Is it time to dam the Blanco River?

Nine days after the catastrophic flooding on Memorial Day Weekend five years ago, the issue was raised in the Hays County Commissioners Court — can we dam the Blanco River?

It had been talked about for years, Pct. 1 Commissioner Debbie Gonzales Ingalsbe said in 2015, when the death and destruction the raging Blanco had brought May 23-24 of 2015 was still fresh in everyone’s mind. “It may be necessary to have those discussions again,” the longtime commissioner had suggested on June 2, 2015.

The Blanco, which joins the San Marcos and then the Guadalupe, is only about 87 miles long but is the longest river in Texas with only one dam. As development in western areas of Hays County replaces more natural areas with pavement, downstream communities are even more at risk for devastating river rises.

Ingalsbe’s comments were met with agreement by Bert Cobb, who was then county judge. He went further, envisioning several dams that would work to mitigate future events. While a series of watershed dams were built in the 1980s to protect the city of San Marcos, they retain water that comes down the watershed of Sink and Purgatory creeks, not the Blanco.

Though there was discussion, nothing happened. In fact it took Hurricane Harvey’s destruction in Southeast Texas more than two years later to get the gears in motion. In advance of the November 2019 election on amendments to the Texas Constitution, southeast Texas State Rep. Dale Phelan, whose district suffered mightily because of Harvey, went on a speaking tour to encourage passage of Prop. 8, which allows for creation of a flood infrastructure fund though a one-time transfer of $793 million from the state’s rainy day reserve.

Prop. 8 passed with widespread support.

Its language reflected the fact that floodwaters do not respect political boundaries, and that regional cooperation and action are essential to making flood-prone areas more resilient in the future. Phelan’s presentation fell on welcoming ears in Hays County, which experienced three 100-year floods in October 2013 and May and October 2015.

Flash forward to the present day, communities are facing a June 15 deadline to apply for loans and grants from the Flood Infrastructure Fund (FIF) to put to uses like flood control, flood mitigation and drainage projects.

The FIF is administered through the Texas Water Development Board (TWDB), which is working in cooperation with the General Land Office and the Texas Division of Emergency Management to assist communities in determining the most appropriate flood-related projects.

As those plans are being developed, the TWDB has subdivided the state into 15 flood-planning regions based on watersheds.
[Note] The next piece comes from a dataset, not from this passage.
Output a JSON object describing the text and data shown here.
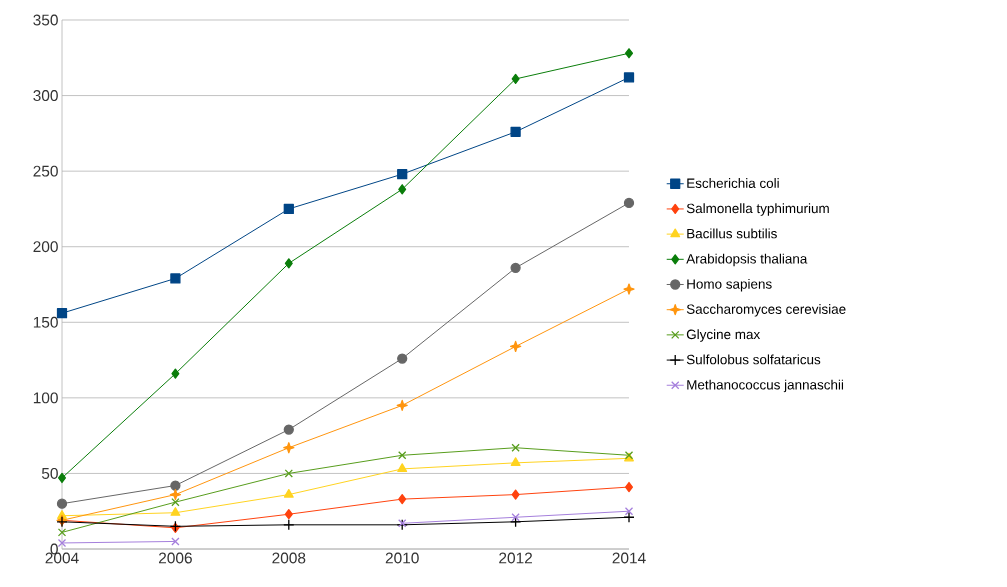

Hays County is one of 10 counties in the Guadalupe River Basin and among the most flood-prone, as areas of it are designated as “Flash Flood Alley.”

Not only do regional efforts require that cities and counties focus their attention on areas outside their political boundaries, they also require time.

To date, no concrete action has been taken toward any Blanco River mitigation projects; however, the TWDB will be discussing regional and state planning at its 9 a.m. meeting May 21.